Enhanced dynamics of conformationally heterogeneous T7 bacteriophage lysozyme native state attenuates its stability and activity.

Proteins are dynamic in nature and exists in a set of equilibrium conformations on various timescale motions. The flexibility of proteins governs various biological functions, and therefore elucidation of such functional dynamics is essential. In this context, we have studied the structure-dynamics-stability-activity relationship of bacteriophage T7 lysozyme/endolysin (T7L) native state ensemble in the pH range 6-8. Our studies established that T7L native state is conformationally heterogeneous, as several residues of its C-terminal half are present in two conformations (major and minor) in the slow exchange time scale of NMR. Structural and dynamic studies suggested that the residues belonging to minor conformations do exhibit native-like structural and dynamic features.

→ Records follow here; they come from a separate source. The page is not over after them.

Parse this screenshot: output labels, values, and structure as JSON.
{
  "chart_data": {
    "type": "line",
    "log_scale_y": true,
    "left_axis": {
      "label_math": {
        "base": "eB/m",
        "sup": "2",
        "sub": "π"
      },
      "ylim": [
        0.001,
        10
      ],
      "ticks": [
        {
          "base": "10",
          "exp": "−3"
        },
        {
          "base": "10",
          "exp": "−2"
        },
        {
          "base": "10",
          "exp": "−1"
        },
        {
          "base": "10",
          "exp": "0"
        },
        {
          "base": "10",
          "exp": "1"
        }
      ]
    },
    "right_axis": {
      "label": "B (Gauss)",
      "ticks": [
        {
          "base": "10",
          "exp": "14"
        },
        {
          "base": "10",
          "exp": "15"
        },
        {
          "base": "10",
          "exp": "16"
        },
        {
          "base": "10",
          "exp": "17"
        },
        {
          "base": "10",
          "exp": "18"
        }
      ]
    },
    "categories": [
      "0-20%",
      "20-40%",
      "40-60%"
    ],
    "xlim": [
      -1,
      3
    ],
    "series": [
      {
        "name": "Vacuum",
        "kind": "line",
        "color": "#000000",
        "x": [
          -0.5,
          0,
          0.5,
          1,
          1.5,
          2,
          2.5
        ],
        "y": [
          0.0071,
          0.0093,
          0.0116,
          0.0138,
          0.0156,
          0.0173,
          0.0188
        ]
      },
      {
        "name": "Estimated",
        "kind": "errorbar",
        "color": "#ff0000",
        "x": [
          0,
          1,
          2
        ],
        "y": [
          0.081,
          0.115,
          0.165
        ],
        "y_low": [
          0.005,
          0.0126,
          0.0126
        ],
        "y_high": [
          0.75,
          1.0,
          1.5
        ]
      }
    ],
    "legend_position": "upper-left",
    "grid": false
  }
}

Further, the NMR relaxation experiments unravelled that the native state is highly dynamic and the dynamic behaviour is regulated by the pH, as the pH 6 conformation exhibited enhanced dynamics compared to pH 7/8. The stability measurments and cell based activity studies on T7L indicated that the native protein at pH 6 is ~ 2 kcal less stable, and is ~ 50 % less active to those of pH 7/8. A comprehensive analysis of the T7L active site, unfolding initation sites and the residues with altered dynamics outlined that, the attenuation of stability and activity is a resultant of its enhanced dynamic properties, which in turn can be attributed to the protonation/deprotonation of its partially buried His residues. Our study on T7L structure-dynamics-activity paradigm could assist in engineering novel amidase based endolysins with enhanced activity and stability over a broad pH range.